Das war zu der Zeit, als der Spruch noch üblich war: „Hans und Sepp heißt jeder Depp, nur Bäda heißt nicht a jeda.“ Dabei stimmte das in meiner Generation längst nicht mehr. Da hieß jeder Depp bereits Peter, und praktisch keiner mehr, außer mir, Hans oder Sepp. 1969 wurde der bayerische Feiertag am 19. März schließlich abgeschafft. Aber obwohl „im Märzen der Bauer“ den Bulldog einspannt und um Josephi rum oft der Frühling einsetzt, gingen weiterhin viele Bauern traditionell statt aufs Feld lieber auf Josephi-Feiern und Viehmärkte.
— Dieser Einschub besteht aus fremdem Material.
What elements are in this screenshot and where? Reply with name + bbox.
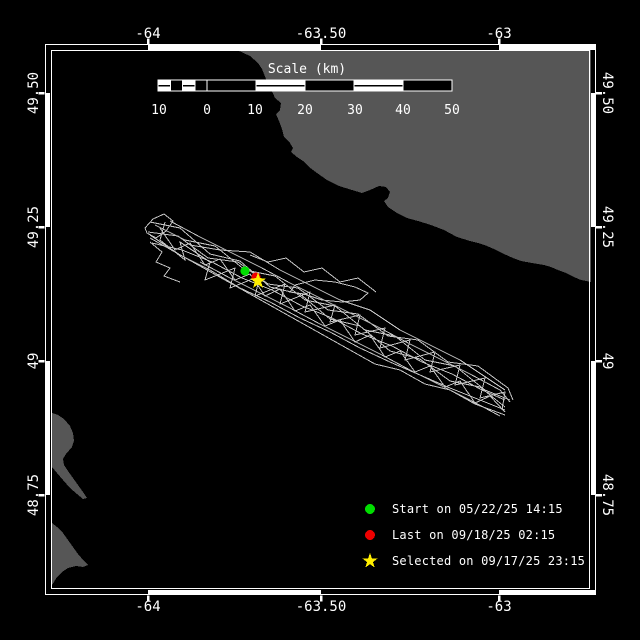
- selected-marker[interactable]: [249, 272, 267, 288]
- lat-label-right-0: 49.50: [599, 71, 615, 115]
- frame-band: [148, 590, 321, 595]
- frame-band: [591, 45, 596, 93]
- scalebar-label-2: 10: [247, 103, 263, 118]
- lat-tick: [596, 225, 602, 229]
- scalebar-title: Scale (km): [267, 62, 347, 77]
- track-polyline[interactable]: [149, 241, 181, 283]
- track-polyline[interactable]: [149, 237, 506, 416]
- legend-last-label: Last on 09/18/25 02:15: [392, 528, 556, 542]
- lon-tick: [497, 595, 501, 602]
- lat-label-left-1: 49.25: [26, 205, 42, 249]
- track-polyline[interactable]: [289, 279, 369, 303]
- frame-band: [45, 45, 50, 93]
- track-polyline[interactable]: [159, 227, 506, 413]
- frame-band: [148, 45, 321, 50]
- lat-tick: [596, 359, 602, 363]
- lat-label-left-3: 48.75: [26, 473, 42, 517]
- scalebar-divider: [255, 80, 257, 91]
- land-polygon: [237, 50, 591, 282]
- lon-tick: [497, 38, 501, 45]
- lon-label-bottom-1: -63.50: [295, 599, 347, 615]
- frame-band: [46, 45, 148, 50]
- lon-label-top-2: -63: [486, 26, 512, 42]
- scalebar-label-5: 40: [395, 103, 411, 118]
- scalebar-label-0: 10: [151, 103, 167, 118]
- scalebar-segment: [194, 80, 207, 91]
- land-polygon: [52, 523, 88, 585]
- legend-marker-0: [365, 504, 375, 514]
- scalebar-segment: [403, 80, 452, 91]
- scalebar-label-6: 50: [444, 103, 460, 118]
- track-polyline[interactable]: [149, 234, 506, 411]
- scalebar-divider: [206, 80, 208, 91]
- legend-selected-label: Selected on 09/17/25 23:15: [392, 554, 586, 568]
- scalebar-segment: [170, 80, 183, 91]
- lon-label-bottom-0: -64: [135, 599, 161, 615]
- start-marker[interactable]: [240, 266, 250, 276]
- lat-tick: [38, 225, 45, 229]
- frame-band: [499, 45, 596, 50]
- scalebar-divider: [304, 80, 306, 91]
- frame-band: [591, 495, 596, 595]
- scalebar-divider: [182, 80, 183, 91]
- lon-label-top-1: -63.50: [295, 26, 347, 42]
- scalebar-label-4: 30: [347, 103, 363, 118]
- lon-tick: [319, 38, 323, 45]
- track-polyline[interactable]: [249, 254, 377, 293]
- lon-label-top-0: -64: [135, 26, 161, 42]
- lat-tick: [38, 91, 45, 95]
- track-polyline[interactable]: [147, 231, 514, 401]
- frame-band: [45, 361, 50, 495]
- lon-tick: [146, 595, 150, 602]
- scalebar-midline: [354, 84, 403, 87]
- legend-marker-1: [365, 530, 375, 540]
- map-frame-inner: [51, 50, 590, 589]
- lat-label-right-2: 49: [599, 352, 615, 370]
- track-polyline[interactable]: [199, 261, 501, 417]
- track-polyline[interactable]: [149, 221, 506, 408]
- scalebar-midline: [158, 84, 171, 87]
- track-polyline[interactable]: [144, 213, 174, 239]
- land-polygon: [52, 413, 87, 499]
- scalebar-segment: [207, 80, 256, 91]
- frame-band: [321, 590, 499, 595]
- scalebar-divider: [353, 80, 355, 91]
- lat-label-left-2: 49: [26, 352, 42, 370]
- lon-tick: [319, 595, 323, 602]
- scalebar-outline: [157, 79, 453, 92]
- scalebar-divider: [194, 80, 196, 91]
- lon-label-bottom-2: -63: [486, 599, 512, 615]
- frame-band: [45, 495, 50, 595]
- track-polyline[interactable]: [151, 242, 506, 401]
- lon-tick: [146, 38, 150, 45]
- scalebar-label-3: 20: [297, 103, 313, 118]
- frame-band: [591, 93, 596, 227]
- lat-label-left-0: 49.50: [26, 71, 42, 115]
- scalebar-divider: [402, 80, 404, 91]
- frame-band: [591, 227, 596, 361]
- lat-tick: [596, 91, 602, 95]
- frame-band: [499, 590, 596, 595]
- scalebar-midline: [182, 84, 195, 87]
- track-polyline[interactable]: [189, 244, 506, 391]
- legend-marker-2: [362, 553, 378, 568]
- frame-band: [45, 227, 50, 361]
- lat-tick: [38, 493, 45, 497]
- frame-band: [46, 590, 148, 595]
- scalebar-midline: [256, 84, 305, 87]
- legend-start-label: Start on 05/22/25 14:15: [392, 502, 563, 516]
- frame-band: [45, 93, 50, 227]
- track-polyline[interactable]: [169, 220, 511, 403]
- frame-band: [591, 361, 596, 495]
- lat-tick: [38, 359, 45, 363]
- scalebar-divider: [169, 80, 171, 91]
- frame-band: [321, 45, 499, 50]
- scalebar-segment: [305, 80, 354, 91]
- lat-label-right-1: 49.25: [599, 205, 615, 249]
- lat-tick: [596, 493, 602, 497]
- lat-label-right-3: 48.75: [599, 473, 615, 517]
- scalebar-label-1: 0: [203, 103, 211, 118]
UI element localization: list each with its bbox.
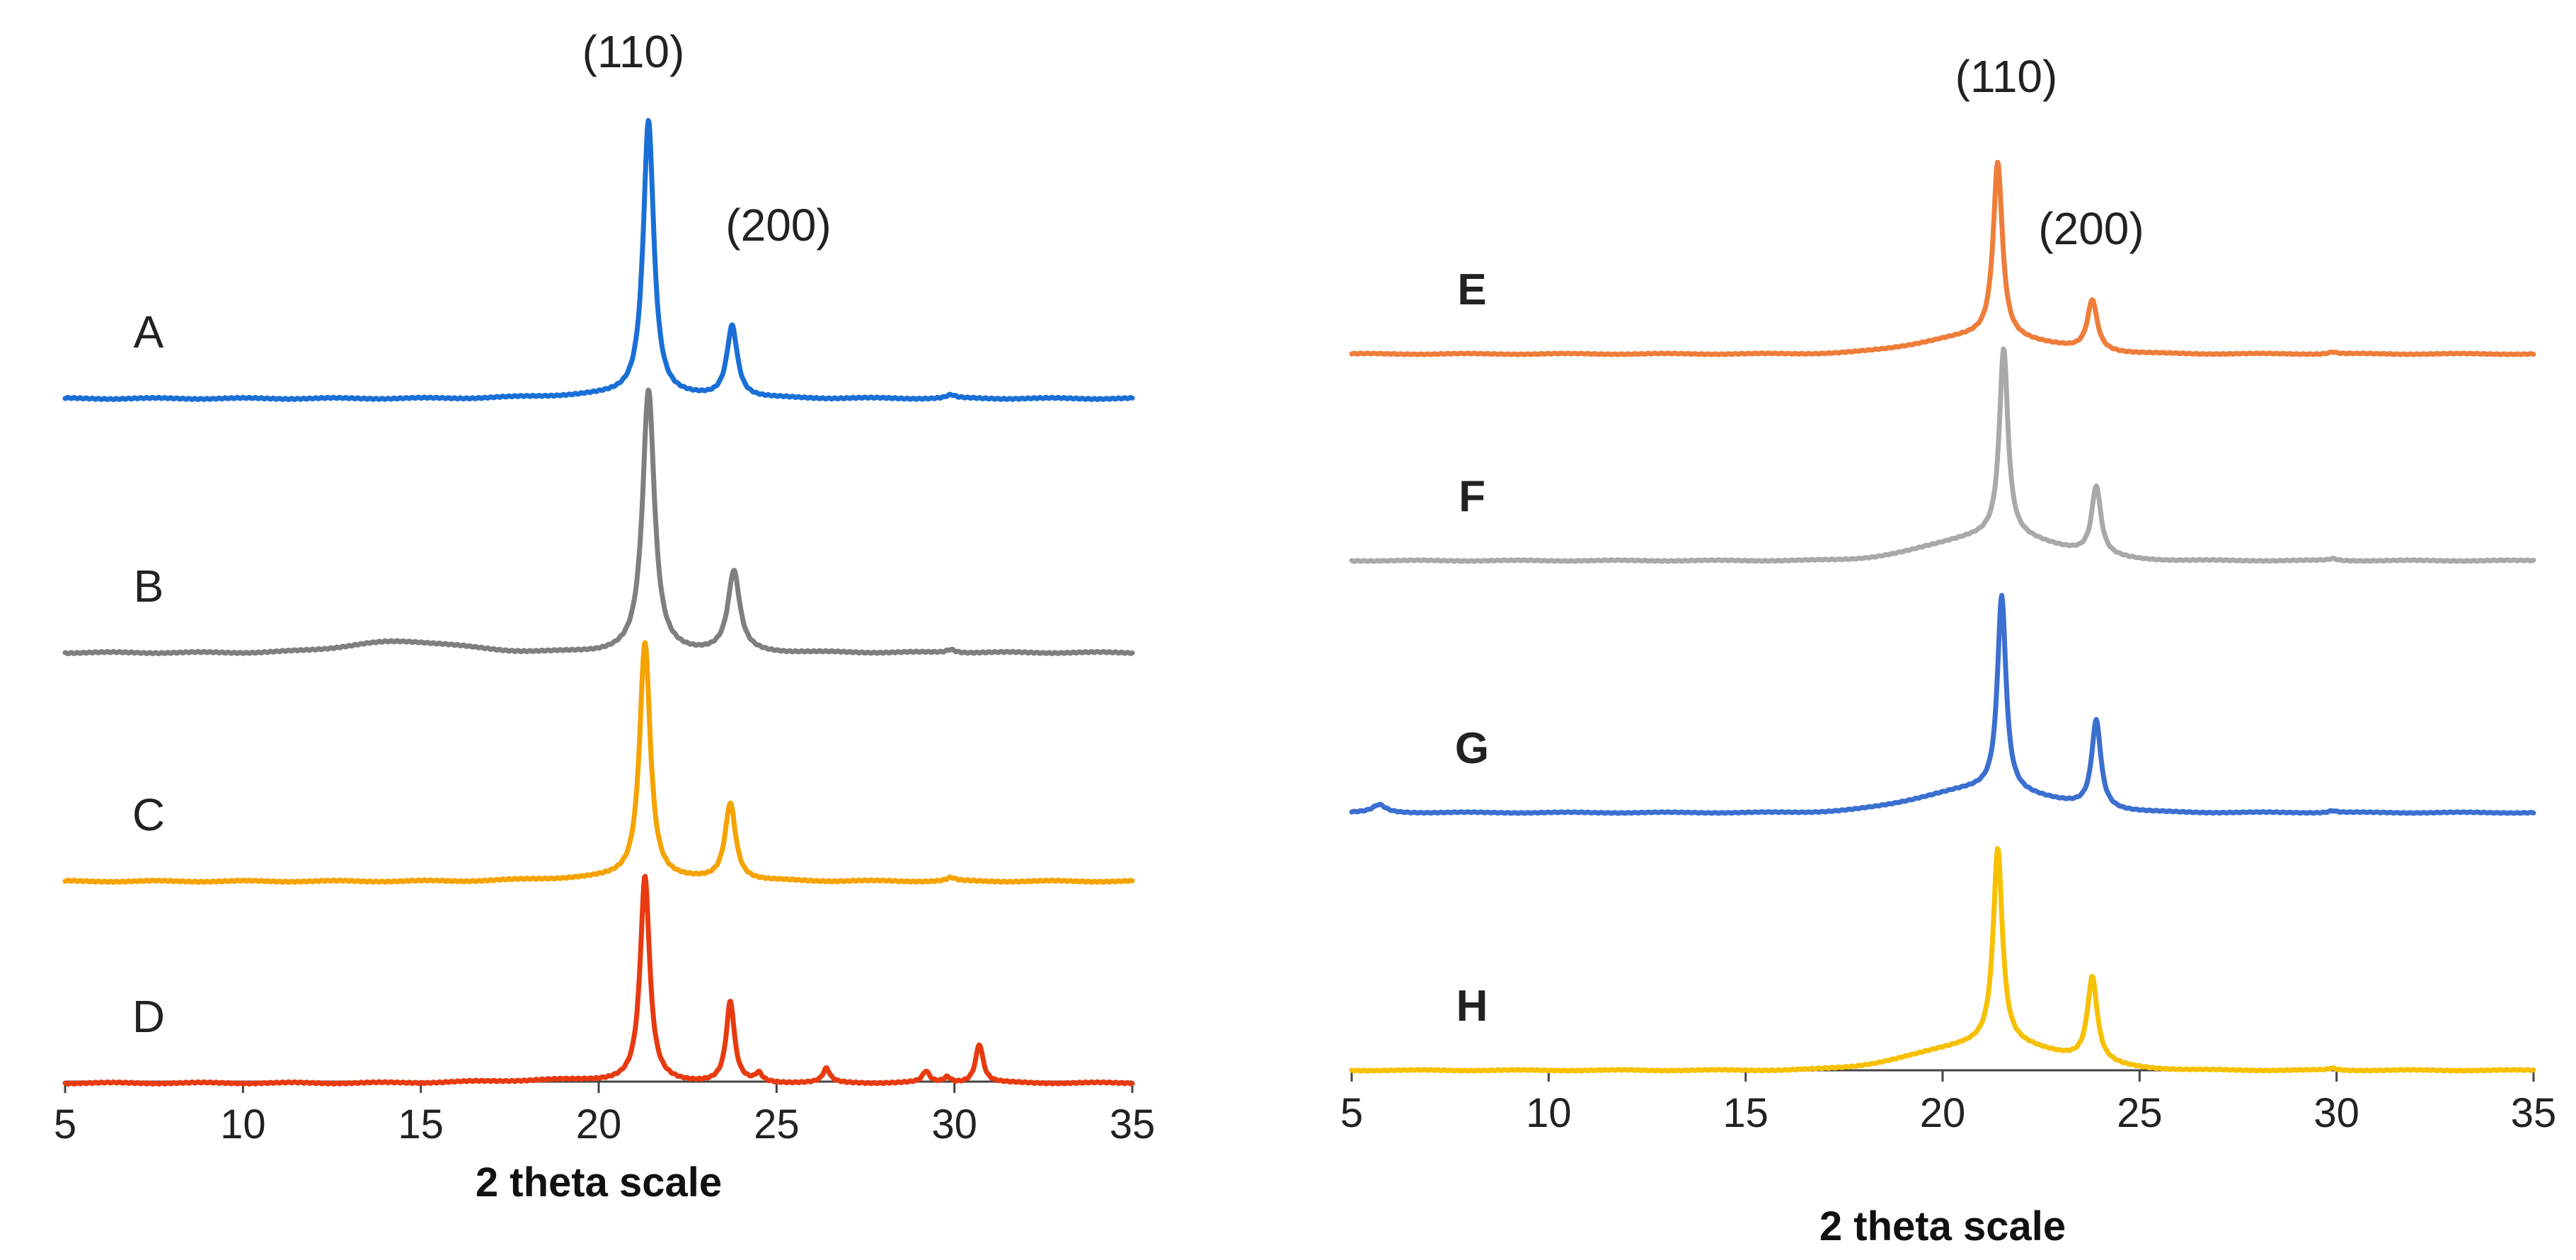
x-axis-title: 2 theta scale xyxy=(1819,1203,2066,1249)
chart-panel-left: 5 10 15 20 25 30 35 2 theta scale A B C D (110) (200) xyxy=(54,26,1155,1205)
x-tick-label: 10 xyxy=(1526,1090,1572,1136)
peak-annotation: (110) xyxy=(582,26,685,77)
series-line-D xyxy=(62,874,1135,1087)
series-line-G xyxy=(1349,592,2536,816)
x-tick-label: 25 xyxy=(754,1101,800,1147)
series-line-E xyxy=(1349,159,2536,357)
x-tick-label: 15 xyxy=(1723,1090,1769,1136)
series-label-E: E xyxy=(1457,265,1486,314)
chart-panel-right: 5 10 15 20 25 30 35 2 theta scale E F G H (110) (200) xyxy=(1340,51,2556,1249)
series-label-C: C xyxy=(132,789,165,840)
series-label-D: D xyxy=(132,991,165,1042)
x-tick-label: 10 xyxy=(220,1101,266,1147)
x-tick-label: 35 xyxy=(2511,1090,2557,1136)
series-line-F xyxy=(1349,346,2536,564)
peak-annotation: (200) xyxy=(2038,203,2144,254)
x-tick-label: 35 xyxy=(1110,1101,1156,1147)
series-label-B: B xyxy=(134,561,164,612)
x-tick-label: 25 xyxy=(2117,1090,2163,1136)
x-axis-title: 2 theta scale xyxy=(476,1159,722,1205)
series-label-G: G xyxy=(1455,724,1489,773)
x-tick-label: 20 xyxy=(1920,1090,1966,1136)
series-label-H: H xyxy=(1456,982,1488,1031)
series-line-B xyxy=(62,387,1135,656)
series-line-A xyxy=(62,118,1135,402)
peak-annotation: (110) xyxy=(1955,51,2058,102)
series-line-H xyxy=(1349,846,2536,1074)
x-tick-label: 5 xyxy=(1340,1090,1363,1136)
x-tick-label: 20 xyxy=(576,1101,622,1147)
peak-annotation: (200) xyxy=(725,200,831,251)
series-label-A: A xyxy=(134,307,164,357)
series-label-F: F xyxy=(1459,472,1485,521)
x-tick-label: 15 xyxy=(398,1101,444,1147)
x-tick-label: 30 xyxy=(931,1101,977,1147)
x-tick-label: 30 xyxy=(2313,1090,2359,1136)
series-line-C xyxy=(62,640,1135,885)
x-tick-label: 5 xyxy=(54,1101,76,1147)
Für die Generation meines Vaters war Josephi der Tag gemeinschaftlicher Bauernausflüge. Ein letzter Reflex fand sich bis vor kurzem noch im Starkbieranstich, etwa am Nockherberg, der früher pünktlich zu Josephi erfolgte. Doch in unseren Corona-, Kriegs- und Fernsehzeiten ist auch darauf kein Verlass mehr. Auch egal, denn Starkbier wird ohnehin schon seit einer Woche ausgeschenkt. Auch ganz ohne Feier. Na dann Prost, ihr Seppen!